A formação da maioria do Supremo Tribunal Federal (STF) pela derrubada do marco temporal das terras indígenas, na quinta-feira (21), repercute entre comunidades de agricultores e povos originários no norte do RS. A região reúne diversos municípios com disputas na demarcação de terras, como Mato Castelhano, Ciríaco, Gentil, Marau, Água Santa e Pontão, entre outros.
Por 9 votos a 2, a maioria dos ministros definiu a inconstitucionalidade da tese, que diz que povos indígenas só poderiam reivindicar territórios ocupados por eles até 5 de outubro de 1988, data da promulgação da Constituição Federal.
Na quarta (27), a Corte define a tese final do julgamento que é crucial para os próximos passos das demarcações de terras indígenas. Outros pontos devem ser discutidos nesta data, como a possibilidade de indenização a proprietários que adquiriram terras de boa-fé e também se o pagamento seria condicionado à saída dos agricultores das áreas indígenas.
Apesar disso, lideranças indígenas da região classificaram a formação da maioria contra o marco temporal como uma conquista. Segundo o cacique Cláudio Kaingang, de Mato Castelhano, a mudança representa a perspectiva de um local para viver.

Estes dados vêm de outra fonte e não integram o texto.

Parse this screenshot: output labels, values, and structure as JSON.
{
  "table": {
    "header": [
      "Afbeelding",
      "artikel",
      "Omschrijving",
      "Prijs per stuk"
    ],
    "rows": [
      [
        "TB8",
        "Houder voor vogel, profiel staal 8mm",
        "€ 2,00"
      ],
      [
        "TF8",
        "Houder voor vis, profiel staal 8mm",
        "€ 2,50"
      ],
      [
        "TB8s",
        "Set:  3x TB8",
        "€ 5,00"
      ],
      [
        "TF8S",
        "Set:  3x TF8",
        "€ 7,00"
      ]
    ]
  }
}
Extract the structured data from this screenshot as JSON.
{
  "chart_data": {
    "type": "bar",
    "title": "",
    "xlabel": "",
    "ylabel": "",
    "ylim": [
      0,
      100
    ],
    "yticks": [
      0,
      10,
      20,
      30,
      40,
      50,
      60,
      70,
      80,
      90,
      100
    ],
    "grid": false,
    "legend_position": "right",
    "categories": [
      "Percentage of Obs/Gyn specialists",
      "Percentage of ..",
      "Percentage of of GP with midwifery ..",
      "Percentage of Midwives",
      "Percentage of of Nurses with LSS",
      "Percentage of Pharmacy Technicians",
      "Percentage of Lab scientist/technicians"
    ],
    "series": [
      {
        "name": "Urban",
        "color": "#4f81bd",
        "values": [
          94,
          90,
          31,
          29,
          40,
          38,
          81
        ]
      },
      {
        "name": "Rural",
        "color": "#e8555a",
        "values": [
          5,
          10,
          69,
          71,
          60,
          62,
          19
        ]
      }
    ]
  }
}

— Volta a esperança de ter onde viver, ter uma aldeia. Tudo depende da nossa movimentação, mas estamos nos preparando. Nossa área hoje está em processo de demarcação, então temos a volta dessa esperança, de ter acesso aos meios de sustento, a ter onde plantar, porque vivemos na beira do asfalto — disse.
Líder da comunidade indígena de Água Santa, a cacique Angela Kaingang também vê o reconhecimento do STF como uma forma de preservar os direitos dos povos originários.
— Foi uma grande vitória, só nos resta agradecer. Se está escrito na constituição, não vamos deixar escapar mais nada. Poderemos usufruir dos nossos territórios e ter essa garantia — afirmou.
Priscila Kokói Braga, uma das líderes da comunidade indígena de Ventara Alta, em Erebango, que bloqueou a RS-135 em protesto contra a aprovação da tese, afirmou que a decisão do STF marca um novo ciclo para os povos originários de todo o Brasil.
— Temos a garantia da proteção dos nossos territórios. Não somos nada sem a nossa mãe-terra. Muitos não entendem que não falamos sobre valor em moeda, mas sobre o valor que a terra tem para nossas culturas.
GZH procurou a Fundação Nacional dos Povos Indígenas (Funai), mas não teve retorno até a publicação desta reportagem.
"Queremos ficar onde estamos", diz produtor rural
A presidente do Sindicato dos Trabalhadores Rurais (STR), Marinês Scapini Penz, pede que cada contexto seja observado com cautela para que não ocorram injustiças contra os agricultores que vivem há décadas em suas propriedades.
— Na prática é muito preocupante, porque tem agricultores com propriedade há 80, 100 anos que adquiriram essas terras do Estado na época e hoje estão ameaçados. Outras terras deveriam ser realocadas para os indígenas. Porque isso é a vida da pessoa, não só uma questão de bens, é uma questão emocional — disse.
O presidente da Associação dos Produtores Rurais do Entorno da Floresta de Mato Castelhano (Profloma), Rudimar Caetano da Rosa, também vê a decisão do STF com preocupação.
— Estamos apreensivos, não sabemos o que fazer. Nos sentimos enganados pelo Estado, venderam algo que não poderiam vender e compramos de boa-fé. Não queremos indenização, queremos ficar onde estamos — defendeu.
Além da questão indenizatória, o STF também pode debater a possível autorização para exploração econômica das terras indígenas. Segundo a proposta do ministro Dias Toffoli, a produção da lavoura e de recursos minerais, como o potássio, poderiam ser comercializados pelas comunidades mediante aprovação do Congresso e dos indígenas.
A possibilidade, porém, é criticada pela Articulação dos Povos Indígenas do Brasil (Apib), que afirma que a medida ameaça a sobrevivência dos povos. A próxima reunião do STF, na quarta-feira (27), começa às 14h.